Hi there, Fools. I’m back again to highlight three stocks hitting new 52-week lows. As a quick refresher, I do this because the greatest wealth is built by buying solid stocks
- during times of extreme pessimism;
- while they’re being ignored and forgotten; or
- when they’re trading at significant discount to “intrinsic value.”
In other words, the best time to buy high-quality stocks is, quite simply, when no one else wants them.
So, without further ado, let’s get to this week’s list of bargain plays.
Kicking things off is Encana (TSX:ECA)(NYSE:ECA), which hit a new 52-week low of $8.43 late last week. Shares of the natural gas company are down 30% year to date versus a loss of 15% for the S&P/TSX Capped Energy Index.
Earlier this month, Encana plunged 15% in a single day — its steepest ever intraday drop — as investors rebelled against the $5.5 billion all-stock purchase for Newfield Exploration. But while it might take a while for Mr. Market to get over the dilution concerns, management remains confident that Newfield will boost Encana’s key cash flow figures over time.
With the stock currently trading at a forward P/E of 10, now might be a good time to bet on management’s long-term conviction.
Next up, we have Dorel Industries (TSX:DII.B), whose shares hit a 52-week low of $19.41 on Friday. Year to date, the manufacturer of children’s products, bicycles, and furniture are down 36% versus a loss of 10% for the S&P/TSX Capped Consumer Discretionary Index.
Trade trouble between the U.S. and China continues to weigh heavily on Dorel. In Q3, net income plunged 28% on a revenue increase of just 4.3%. Moreover, management warned that tariffs on Chinese imports could jump from 10% to 25% in 2019 if a new trade agreement isn’t reached.
Of course, the stock now boasts an especially juicy dividend yield of 7.8%. Throw in a comforting beta of 0.4 — 60% less volatility than the market — and Dorel’s risk/reward trade-off seems attractive.
Rounding out our list is Canfor (TSX:CFP), which hit a 52-week low of $18.27 late last month. Shares of the lumber company are off 32% over just the past three months, while the S&P/TSX Capped Materials Index is down 11% in the same period.
Troubling market conditions are forcing management’s hand. Earlier this month, Canfor said it will temporarily cut lumber production in B.C. by about 10% in the current quarter. The company cited slumping lumber prices, increased log costs, and wildfire-related supply issues for the move.
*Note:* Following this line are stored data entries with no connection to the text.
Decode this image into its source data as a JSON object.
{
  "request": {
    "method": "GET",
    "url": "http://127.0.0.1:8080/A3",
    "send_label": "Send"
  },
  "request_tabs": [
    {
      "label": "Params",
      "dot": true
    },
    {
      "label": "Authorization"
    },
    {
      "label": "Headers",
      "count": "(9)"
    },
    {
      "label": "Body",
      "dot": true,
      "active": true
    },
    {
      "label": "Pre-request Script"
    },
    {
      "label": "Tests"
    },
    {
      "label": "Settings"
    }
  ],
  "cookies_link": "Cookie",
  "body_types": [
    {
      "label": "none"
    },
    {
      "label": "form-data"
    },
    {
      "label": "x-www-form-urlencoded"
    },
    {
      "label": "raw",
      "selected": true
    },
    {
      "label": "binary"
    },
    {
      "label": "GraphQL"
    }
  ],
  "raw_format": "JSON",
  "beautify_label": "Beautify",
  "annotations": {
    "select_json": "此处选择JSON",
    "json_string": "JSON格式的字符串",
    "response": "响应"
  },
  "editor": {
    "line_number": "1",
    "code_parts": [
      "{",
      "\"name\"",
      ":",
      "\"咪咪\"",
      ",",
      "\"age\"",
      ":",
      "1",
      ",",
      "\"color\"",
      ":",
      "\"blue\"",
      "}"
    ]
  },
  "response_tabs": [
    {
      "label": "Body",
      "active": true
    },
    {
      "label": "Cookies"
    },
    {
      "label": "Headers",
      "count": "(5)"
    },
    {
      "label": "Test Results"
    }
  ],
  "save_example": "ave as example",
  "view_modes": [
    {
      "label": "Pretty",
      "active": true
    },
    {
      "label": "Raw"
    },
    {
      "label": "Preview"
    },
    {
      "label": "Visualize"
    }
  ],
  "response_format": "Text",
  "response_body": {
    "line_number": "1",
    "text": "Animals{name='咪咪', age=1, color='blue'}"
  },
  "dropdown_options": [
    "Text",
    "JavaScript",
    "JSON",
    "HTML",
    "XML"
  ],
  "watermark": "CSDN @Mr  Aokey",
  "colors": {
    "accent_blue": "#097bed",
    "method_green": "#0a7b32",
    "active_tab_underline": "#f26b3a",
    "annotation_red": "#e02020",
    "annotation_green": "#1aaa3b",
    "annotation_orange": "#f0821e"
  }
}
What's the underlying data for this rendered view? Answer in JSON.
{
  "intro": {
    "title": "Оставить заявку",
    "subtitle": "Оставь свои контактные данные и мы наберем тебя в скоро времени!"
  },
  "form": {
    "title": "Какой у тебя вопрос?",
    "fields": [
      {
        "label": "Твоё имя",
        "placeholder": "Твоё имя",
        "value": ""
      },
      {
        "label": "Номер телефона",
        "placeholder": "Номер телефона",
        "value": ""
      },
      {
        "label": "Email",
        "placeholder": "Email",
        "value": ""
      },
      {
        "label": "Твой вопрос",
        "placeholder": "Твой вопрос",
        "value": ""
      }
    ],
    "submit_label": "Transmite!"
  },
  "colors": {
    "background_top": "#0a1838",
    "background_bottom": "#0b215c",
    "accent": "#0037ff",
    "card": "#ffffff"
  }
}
On the bargain investing/bright side, Canfor now trades at cheapish forward P/E of 11. As long as you can stomach plenty of volatility — beta of 2.1 — the stock remains an intriguing long-term turnaround opportunity.
The bottom line
There you have it, Fools: three beaten-down bargain opportunities for you to consider.
To be sure, they aren’t formal recommendations. Instead, view them as a starting point for further research. Stocks in decline can keep falling for a prolonged period of time, so extra due diligence is required.